相続診断士について
相続診断士をご存知でしょうか?相続の専門家…というほど高度なものではありませんが、「入口の専門家」と言えると思います。揉めようと思えばいくらでも揉めさせることができる相続ですが、それは事前に何も準備しなかったことに起因することが多いのです。かと言って「士業」の先生にいきなり相談に行くのも、また相続税がかかるほど財産がなければそもそも「相続対策」自体が不要だと考えられている節もあります。

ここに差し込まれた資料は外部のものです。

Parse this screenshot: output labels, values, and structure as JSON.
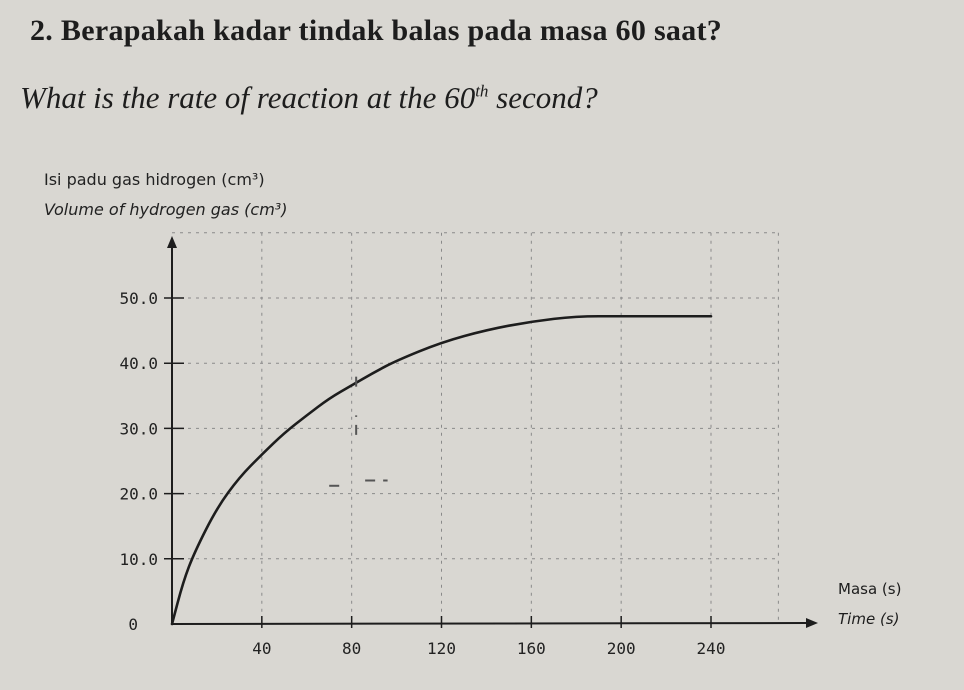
{
  "question": {
    "malay": "2. Berapakah kadar tindak balas pada masa 60 saat?",
    "english_prefix": "What is the rate of reaction at the ",
    "english_number": "60",
    "english_superscript": "th",
    "english_suffix": " second?"
  },
  "chart_data": {
    "type": "line",
    "ylabel_ms": "Isi padu gas hidrogen (cm³)",
    "ylabel_en": "Volume of hydrogen gas (cm³)",
    "xlabel_ms": "Masa (s)",
    "xlabel_en": "Time (s)",
    "xlim": [
      0,
      270
    ],
    "ylim": [
      0,
      60
    ],
    "x_ticks": [
      40,
      80,
      120,
      160,
      200,
      240
    ],
    "y_ticks": [
      0,
      10,
      20,
      30,
      40,
      50
    ],
    "y_tick_labels": [
      "0",
      "10.0",
      "20.0",
      "30.0",
      "40.0",
      "50.0"
    ],
    "grid": true,
    "series": [
      {
        "x": [
          0,
          5,
          10,
          20,
          30,
          40,
          50,
          60,
          70,
          80,
          90,
          100,
          120,
          140,
          160,
          180,
          200,
          220,
          240
        ],
        "y": [
          0,
          6.5,
          11,
          17.8,
          22.5,
          26.0,
          29.3,
          32.0,
          34.6,
          36.6,
          38.6,
          40.4,
          43.2,
          45.1,
          46.4,
          47.2,
          47.2,
          47.2,
          47.2
        ]
      }
    ],
    "annotations": {
      "tangent_dashes": [
        {
          "x1": 70,
          "y1": 21.2,
          "x2": 76,
          "y2": 21.2
        },
        {
          "x1": 86,
          "y1": 22,
          "x2": 96,
          "y2": 22
        },
        {
          "x1": 82,
          "y1": 36.4,
          "x2": 82,
          "y2": 38.6
        },
        {
          "x1": 82,
          "y1": 29,
          "x2": 82,
          "y2": 32
        }
      ]
    }
  }
}
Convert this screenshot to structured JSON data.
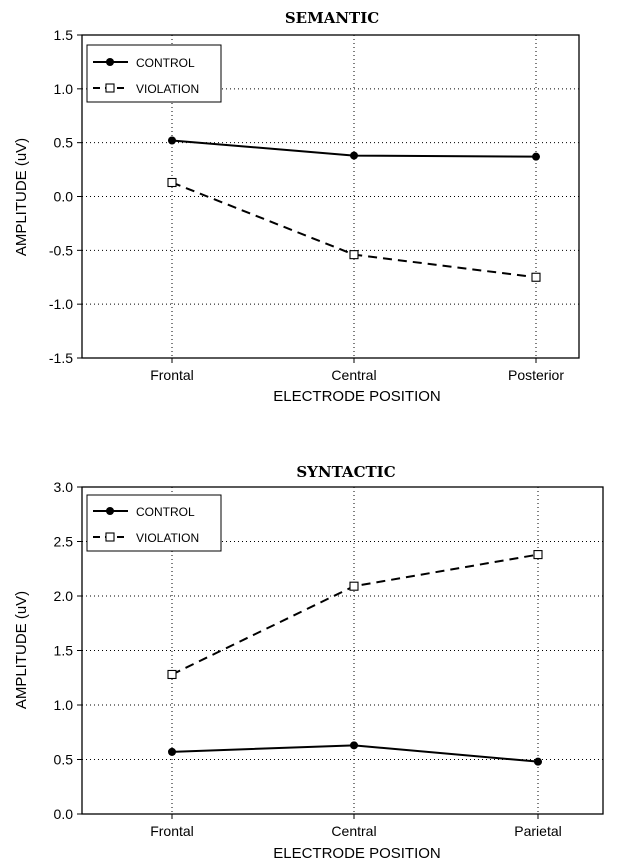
{
  "chart_data": [
    {
      "type": "line",
      "title": "SEMANTIC",
      "xlabel": "ELECTRODE POSITION",
      "ylabel": "AMPLITUDE (uV)",
      "categories": [
        "Frontal",
        "Central",
        "Posterior"
      ],
      "ylim": [
        -1.5,
        1.5
      ],
      "yticks": [
        "-1.5",
        "-1.0",
        "-0.5",
        "0.0",
        "0.5",
        "1.0",
        "1.5"
      ],
      "grid": true,
      "legend_position": "top-left",
      "series": [
        {
          "name": "CONTROL",
          "values": [
            0.52,
            0.38,
            0.37
          ],
          "style": "solid",
          "marker": "filled-circle",
          "color": "#000000"
        },
        {
          "name": "VIOLATION",
          "values": [
            0.13,
            -0.54,
            -0.75
          ],
          "style": "dashed",
          "marker": "open-square",
          "color": "#000000"
        }
      ]
    },
    {
      "type": "line",
      "title": "SYNTACTIC",
      "xlabel": "ELECTRODE POSITION",
      "ylabel": "AMPLITUDE (uV)",
      "categories": [
        "Frontal",
        "Central",
        "Parietal"
      ],
      "ylim": [
        0.0,
        3.0
      ],
      "yticks": [
        "0.0",
        "0.5",
        "1.0",
        "1.5",
        "2.0",
        "2.5",
        "3.0"
      ],
      "grid": true,
      "legend_position": "top-left",
      "series": [
        {
          "name": "CONTROL",
          "values": [
            0.57,
            0.63,
            0.48
          ],
          "style": "solid",
          "marker": "filled-circle",
          "color": "#000000"
        },
        {
          "name": "VIOLATION",
          "values": [
            1.28,
            2.09,
            2.38
          ],
          "style": "dashed",
          "marker": "open-square",
          "color": "#000000"
        }
      ]
    }
  ]
}
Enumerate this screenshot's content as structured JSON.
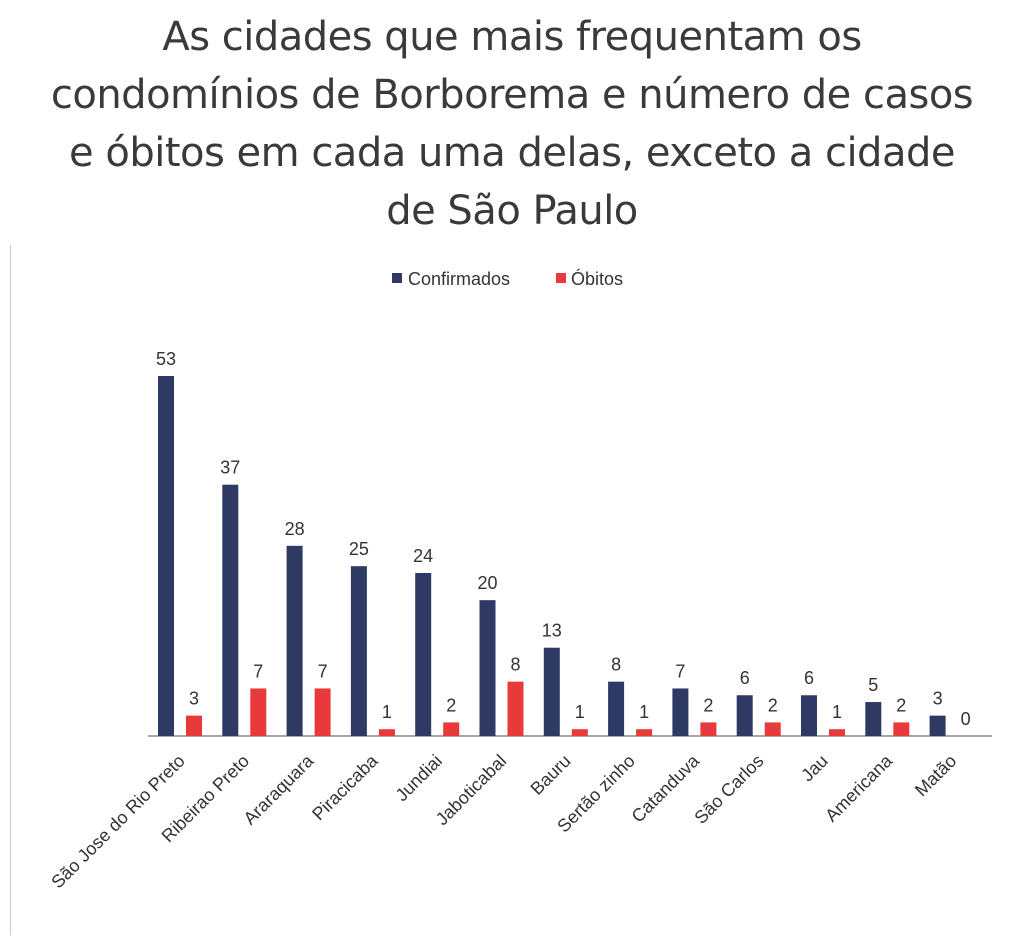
{
  "chart_data": {
    "type": "bar",
    "title": "As cidades que mais frequentam os condomínios de Borborema e número de casos e óbitos em cada uma delas, exceto a cidade de São Paulo",
    "title_lines": [
      "As cidades que mais frequentam os",
      "condomínios de Borborema e número de casos",
      "e óbitos em cada uma delas, exceto a cidade",
      "de São Paulo"
    ],
    "categories": [
      "São Jose do Rio Preto",
      "Ribeirao Preto",
      "Araraquara",
      "Piracicaba",
      "Jundiai",
      "Jaboticabal",
      "Bauru",
      "Sertão zinho",
      "Catanduva",
      "São Carlos",
      "Jau",
      "Americana",
      "Matão"
    ],
    "series": [
      {
        "name": "Confirmados",
        "color": "#2f3a64",
        "values": [
          53,
          37,
          28,
          25,
          24,
          20,
          13,
          8,
          7,
          6,
          6,
          5,
          3
        ]
      },
      {
        "name": "Óbitos",
        "color": "#e8393b",
        "values": [
          3,
          7,
          7,
          1,
          2,
          8,
          1,
          1,
          2,
          2,
          1,
          2,
          0
        ]
      }
    ],
    "xlabel": "",
    "ylabel": "",
    "ylim": [
      0,
      53
    ],
    "legend": "top",
    "grid": false,
    "data_labels": true
  }
}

この前見ていた映画でこんなシーンがありました。お葬式のシーン、もっと言うなら葬式後の食事の場面でした。亡くなったのは父親で、相続人は母、長男(主役)、弟、妹の3人です。
長男「年寄りの一人暮らしは心配だから、母さん、ウチへ来ればいいよ。」
母「住み慣れた家から、離れるのは嫌や。ここにおる。」
弟「なあ、兄貴。親父の財産、どうすんの?」
長男「財産言うても、目ぼしいのはこの家しかあらへん。」
参列者「この土地とお屋敷なら、大体3000万円くらいやろ。」
弟「なら、母さんが半分の1500万円、兄弟3人で500万円ずつやな。」
長男「お前、葬式の時にそんな話をせんでも・・・。」
妹「兄さん、これとそれとは話が別ですよ!」
こんな感じで「争族」がスタートしていきます。相続診断士はそうなる前に「遺言」で誰が何を相続するかを、一緒に解決を図る役割を担っています。
この事例ではこうします。
①まず土地と屋敷の鑑定評価を行い、その価値をはっきりさせます。上記事例で参列者が「3000万円くらいやろ」には何の根拠もありません。

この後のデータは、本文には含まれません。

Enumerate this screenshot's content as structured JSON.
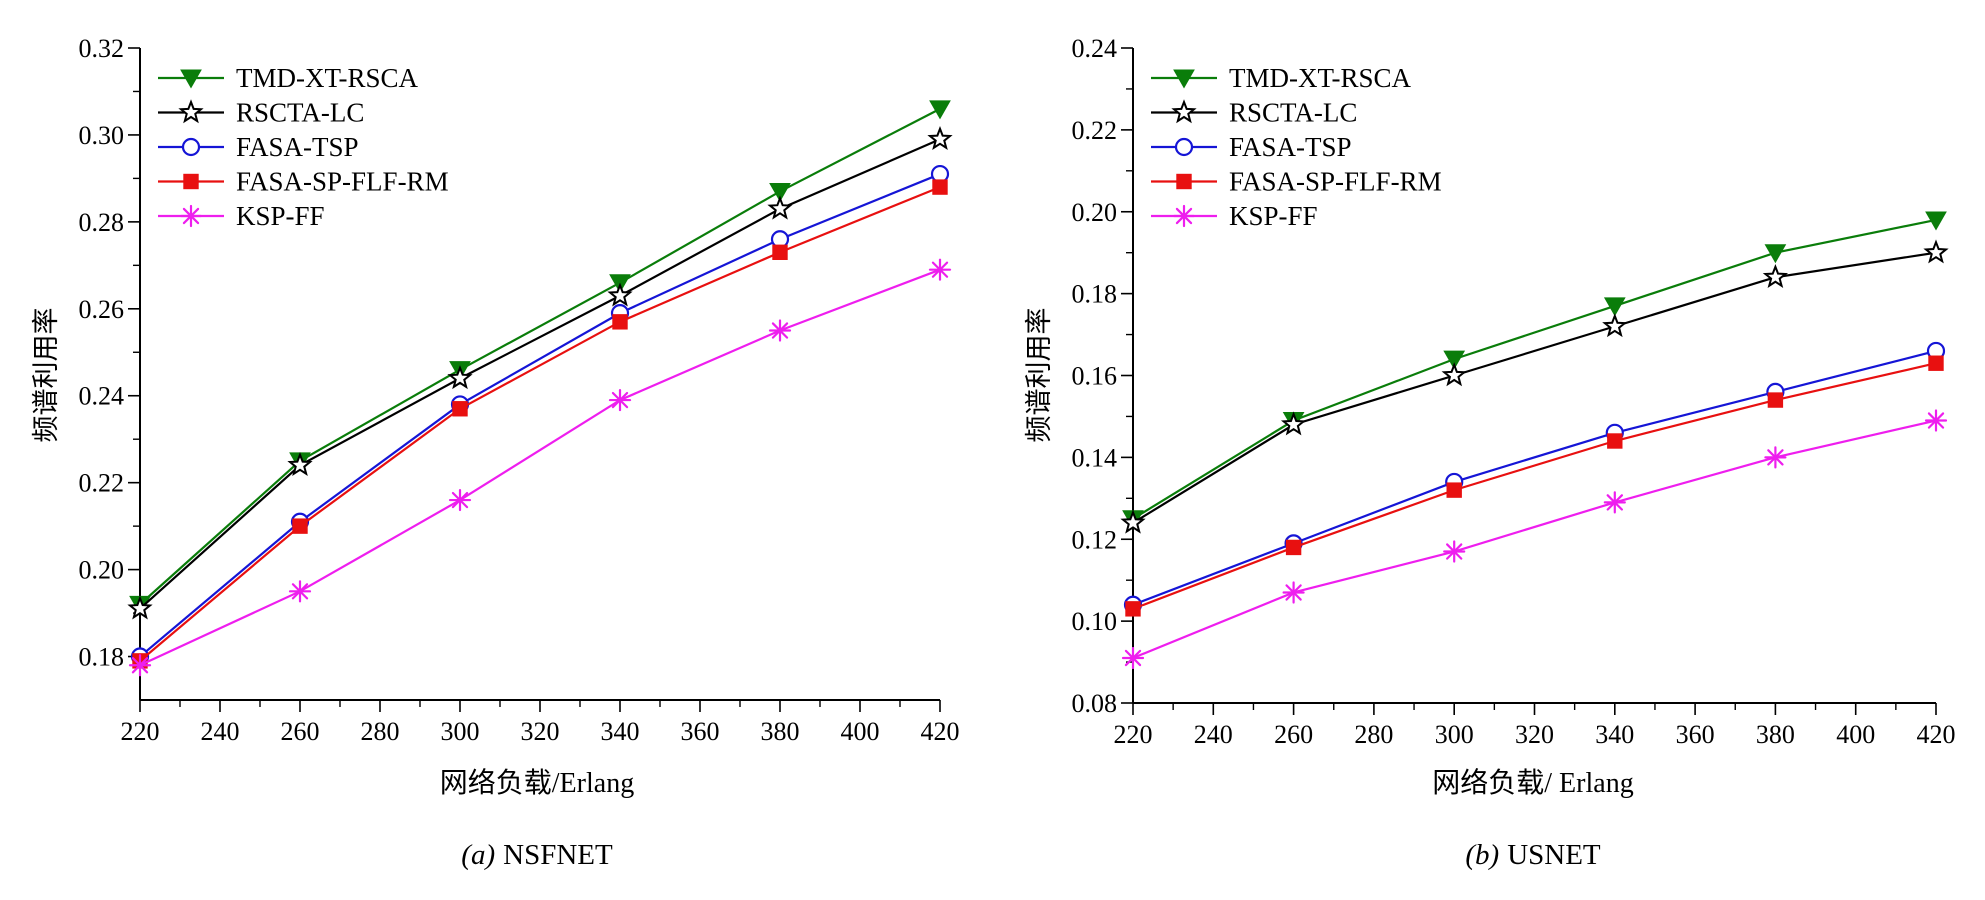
{
  "chart_data": [
    {
      "type": "line",
      "title": "",
      "caption_label": "(a)",
      "caption_text": "NSFNET",
      "xlabel": "网络负载/Erlang",
      "ylabel": "频谱利用率",
      "x": [
        220,
        260,
        300,
        340,
        380,
        420
      ],
      "xlim": [
        220,
        420
      ],
      "ylim": [
        0.17,
        0.32
      ],
      "xticks": [
        "220",
        "240",
        "260",
        "280",
        "300",
        "320",
        "340",
        "360",
        "380",
        "400",
        "420"
      ],
      "yticks": [
        "0.18",
        "0.20",
        "0.22",
        "0.24",
        "0.26",
        "0.28",
        "0.30",
        "0.32"
      ],
      "legend_position": "top-left",
      "grid": false,
      "series": [
        {
          "name": "TMD-XT-RSCA",
          "color": "#0a7d0a",
          "marker": "triangle-down-filled",
          "values": [
            0.192,
            0.225,
            0.246,
            0.266,
            0.287,
            0.306
          ]
        },
        {
          "name": "RSCTA-LC",
          "color": "#000000",
          "marker": "star-open",
          "values": [
            0.191,
            0.224,
            0.244,
            0.263,
            0.283,
            0.299
          ]
        },
        {
          "name": "FASA-TSP",
          "color": "#1515d6",
          "marker": "circle-open",
          "values": [
            0.18,
            0.211,
            0.238,
            0.259,
            0.276,
            0.291
          ]
        },
        {
          "name": "FASA-SP-FLF-RM",
          "color": "#e81010",
          "marker": "square-filled",
          "values": [
            0.179,
            0.21,
            0.237,
            0.257,
            0.273,
            0.288
          ]
        },
        {
          "name": "KSP-FF",
          "color": "#ee1eee",
          "marker": "asterisk",
          "values": [
            0.178,
            0.195,
            0.216,
            0.239,
            0.255,
            0.269
          ]
        }
      ]
    },
    {
      "type": "line",
      "title": "",
      "caption_label": "(b)",
      "caption_text": "USNET",
      "xlabel": "网络负载/ Erlang",
      "ylabel": "频谱利用率",
      "x": [
        220,
        260,
        300,
        340,
        380,
        420
      ],
      "xlim": [
        220,
        420
      ],
      "ylim": [
        0.08,
        0.24
      ],
      "xticks": [
        "220",
        "240",
        "260",
        "280",
        "300",
        "320",
        "340",
        "360",
        "380",
        "400",
        "420"
      ],
      "yticks": [
        "0.08",
        "0.10",
        "0.12",
        "0.14",
        "0.16",
        "0.18",
        "0.20",
        "0.22",
        "0.24"
      ],
      "legend_position": "top-left",
      "grid": false,
      "series": [
        {
          "name": "TMD-XT-RSCA",
          "color": "#0a7d0a",
          "marker": "triangle-down-filled",
          "values": [
            0.125,
            0.149,
            0.164,
            0.177,
            0.19,
            0.198
          ]
        },
        {
          "name": "RSCTA-LC",
          "color": "#000000",
          "marker": "star-open",
          "values": [
            0.124,
            0.148,
            0.16,
            0.172,
            0.184,
            0.19
          ]
        },
        {
          "name": "FASA-TSP",
          "color": "#1515d6",
          "marker": "circle-open",
          "values": [
            0.104,
            0.119,
            0.134,
            0.146,
            0.156,
            0.166
          ]
        },
        {
          "name": "FASA-SP-FLF-RM",
          "color": "#e81010",
          "marker": "square-filled",
          "values": [
            0.103,
            0.118,
            0.132,
            0.144,
            0.154,
            0.163
          ]
        },
        {
          "name": "KSP-FF",
          "color": "#ee1eee",
          "marker": "asterisk",
          "values": [
            0.091,
            0.107,
            0.117,
            0.129,
            0.14,
            0.149
          ]
        }
      ]
    }
  ]
}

②婚姻期間が20年以上あるようであれば、母へ贈与しておきます。不動産の評価額次第ですが、こうすれば父の相続財産から外れます。遺留分も考えなくてもよくなります。
※もちろん「遺言」で母親に不動産含め全財産を相続させることを指定することはできますが、「遺留分(最低限の取り分)」が認められます。ここでは長男、弟、妹に各「250万円」の請求権がありますので、もしその分を請求されたら、母親は払う必要が出てきます。
これを父が亡くなる前にやっておけば、弟・妹とも請求するものがないので「争族」にはなりません。ただ、母親の相続のことを考えておかなくてはならないのですが、それはまた別にお話ししします。